Originally published @ 11:22 pm, Mon 31st May 2010
The resignation of David Laws is because he claimed money which (upon the first serious challenge) he did not believe he was entitled to under the rules introduce in 2006. A millionaire, claiming £40,000, to help his lover pay for a mortgage. Claiming the money is what led to the exposure of his private life.
So what of the impact to the new government; a government for change. Well, it seems hand-wringing statements upon a resignation are in order. "An honourable man." Well, no, actually. £40,000 claimed by a millionaire, who claimed against the rules. And yet, apparently, they want him back. Surely a government looking to embody change, especially when the offence was committed in the previous parliament, needed to draw a clearer line.
Apparently, in his 17 days, David Laws was doing a good job as Chief Secretary to the Treasury. Now this seems a tad premature. Deciding to press on with cuts to public expenditure despite revised Treasury figures on the scale of this year’s deficit.
Only now are the media picking up on what some of these extra cuts actually mean, featuring the Future Jobs Fund on BBC East Midlands this Sunday. Not efficiency savings, but cuts to provision and the reduction of capital programmes.
There's a lot more to say about the new Government at the end of the month that it has been elected in.

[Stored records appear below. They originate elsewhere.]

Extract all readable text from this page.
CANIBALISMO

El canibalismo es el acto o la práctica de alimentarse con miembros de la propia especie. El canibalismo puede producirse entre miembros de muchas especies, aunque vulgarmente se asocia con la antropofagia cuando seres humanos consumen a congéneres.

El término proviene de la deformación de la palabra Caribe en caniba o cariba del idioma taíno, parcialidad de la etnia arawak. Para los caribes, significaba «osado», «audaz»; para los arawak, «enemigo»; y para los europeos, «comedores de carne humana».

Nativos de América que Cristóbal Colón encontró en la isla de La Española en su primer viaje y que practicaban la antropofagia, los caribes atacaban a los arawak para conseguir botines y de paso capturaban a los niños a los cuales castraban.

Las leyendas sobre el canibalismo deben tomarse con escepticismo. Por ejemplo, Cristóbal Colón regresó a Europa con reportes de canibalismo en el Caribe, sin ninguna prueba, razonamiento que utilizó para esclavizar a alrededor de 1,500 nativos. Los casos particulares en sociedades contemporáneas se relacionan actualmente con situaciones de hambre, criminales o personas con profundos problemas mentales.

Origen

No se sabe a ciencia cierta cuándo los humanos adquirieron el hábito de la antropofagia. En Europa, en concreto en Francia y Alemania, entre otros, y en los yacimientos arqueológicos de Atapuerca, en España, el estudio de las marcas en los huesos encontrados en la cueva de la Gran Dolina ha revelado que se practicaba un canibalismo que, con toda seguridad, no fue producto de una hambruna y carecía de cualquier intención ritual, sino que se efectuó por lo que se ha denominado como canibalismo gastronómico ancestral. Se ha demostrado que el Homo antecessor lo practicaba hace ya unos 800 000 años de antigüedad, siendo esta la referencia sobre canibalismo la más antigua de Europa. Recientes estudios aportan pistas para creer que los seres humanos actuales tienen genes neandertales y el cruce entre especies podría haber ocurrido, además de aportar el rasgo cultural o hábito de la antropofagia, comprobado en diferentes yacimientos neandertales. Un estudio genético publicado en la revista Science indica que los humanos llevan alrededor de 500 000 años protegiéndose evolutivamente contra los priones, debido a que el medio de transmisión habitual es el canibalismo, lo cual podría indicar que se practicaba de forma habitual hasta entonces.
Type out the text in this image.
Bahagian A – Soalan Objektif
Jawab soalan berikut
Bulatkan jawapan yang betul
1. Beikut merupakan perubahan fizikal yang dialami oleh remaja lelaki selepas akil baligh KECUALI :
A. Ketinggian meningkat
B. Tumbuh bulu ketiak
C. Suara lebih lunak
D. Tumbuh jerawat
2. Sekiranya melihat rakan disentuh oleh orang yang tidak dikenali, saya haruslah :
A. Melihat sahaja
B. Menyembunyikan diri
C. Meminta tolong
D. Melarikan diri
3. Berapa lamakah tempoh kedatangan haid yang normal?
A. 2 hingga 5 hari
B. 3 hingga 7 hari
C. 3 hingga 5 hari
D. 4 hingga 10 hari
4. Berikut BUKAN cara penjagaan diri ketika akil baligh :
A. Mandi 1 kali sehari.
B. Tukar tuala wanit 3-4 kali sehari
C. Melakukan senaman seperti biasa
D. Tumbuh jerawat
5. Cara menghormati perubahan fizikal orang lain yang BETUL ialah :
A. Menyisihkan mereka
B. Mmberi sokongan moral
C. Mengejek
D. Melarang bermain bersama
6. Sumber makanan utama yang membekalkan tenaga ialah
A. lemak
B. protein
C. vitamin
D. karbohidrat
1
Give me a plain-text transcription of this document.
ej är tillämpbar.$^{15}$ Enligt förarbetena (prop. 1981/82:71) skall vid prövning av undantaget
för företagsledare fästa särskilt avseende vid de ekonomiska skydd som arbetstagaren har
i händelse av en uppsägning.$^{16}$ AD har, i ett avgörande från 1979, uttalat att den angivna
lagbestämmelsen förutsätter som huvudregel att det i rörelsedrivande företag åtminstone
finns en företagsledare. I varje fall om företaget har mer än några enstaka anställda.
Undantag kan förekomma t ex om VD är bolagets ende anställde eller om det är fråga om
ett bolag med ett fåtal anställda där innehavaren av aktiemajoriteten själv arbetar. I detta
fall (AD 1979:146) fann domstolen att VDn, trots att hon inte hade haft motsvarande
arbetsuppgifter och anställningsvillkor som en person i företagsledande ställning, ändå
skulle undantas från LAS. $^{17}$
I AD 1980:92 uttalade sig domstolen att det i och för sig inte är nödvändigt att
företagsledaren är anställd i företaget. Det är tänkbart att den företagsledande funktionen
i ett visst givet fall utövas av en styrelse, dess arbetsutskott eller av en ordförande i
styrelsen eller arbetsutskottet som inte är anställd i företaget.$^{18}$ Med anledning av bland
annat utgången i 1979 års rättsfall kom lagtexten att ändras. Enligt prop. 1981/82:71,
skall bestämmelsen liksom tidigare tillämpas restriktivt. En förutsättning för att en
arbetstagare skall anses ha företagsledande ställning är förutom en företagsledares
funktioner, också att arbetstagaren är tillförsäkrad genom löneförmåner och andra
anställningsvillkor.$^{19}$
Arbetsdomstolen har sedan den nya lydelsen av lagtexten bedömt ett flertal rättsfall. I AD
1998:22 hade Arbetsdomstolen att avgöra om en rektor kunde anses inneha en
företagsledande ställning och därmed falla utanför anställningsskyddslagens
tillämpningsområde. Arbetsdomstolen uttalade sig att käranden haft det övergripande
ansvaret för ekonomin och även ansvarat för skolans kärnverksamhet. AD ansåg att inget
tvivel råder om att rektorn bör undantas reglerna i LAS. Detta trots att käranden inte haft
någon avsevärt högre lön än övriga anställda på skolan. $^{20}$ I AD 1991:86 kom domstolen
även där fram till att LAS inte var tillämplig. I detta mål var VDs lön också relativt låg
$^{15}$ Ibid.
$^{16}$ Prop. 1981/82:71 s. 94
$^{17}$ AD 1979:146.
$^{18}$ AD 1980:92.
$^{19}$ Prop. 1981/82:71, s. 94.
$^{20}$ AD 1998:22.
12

In Nottingham, May has also been defined as Robin Hood month, using the launch of the new film to re-affirm the links between the city and the legend of Robin Hood.
Finally got to see the film, despite being put off by the reviews. And I enjoyed it immensely. Now maybe I should have seen the battle on the coast could not possibly have had oared versions of the Higgins boats that stormed Normandy on D-Day, but I enjoyed watching them. Maybe the enthusiasm of seeing the crusades and Richard the Lionheart put in a more critical but credible light should have not overcome the idea that Robin Hood was part of the movement for an early Magna Carta (an idea not referred to in Wikipedia).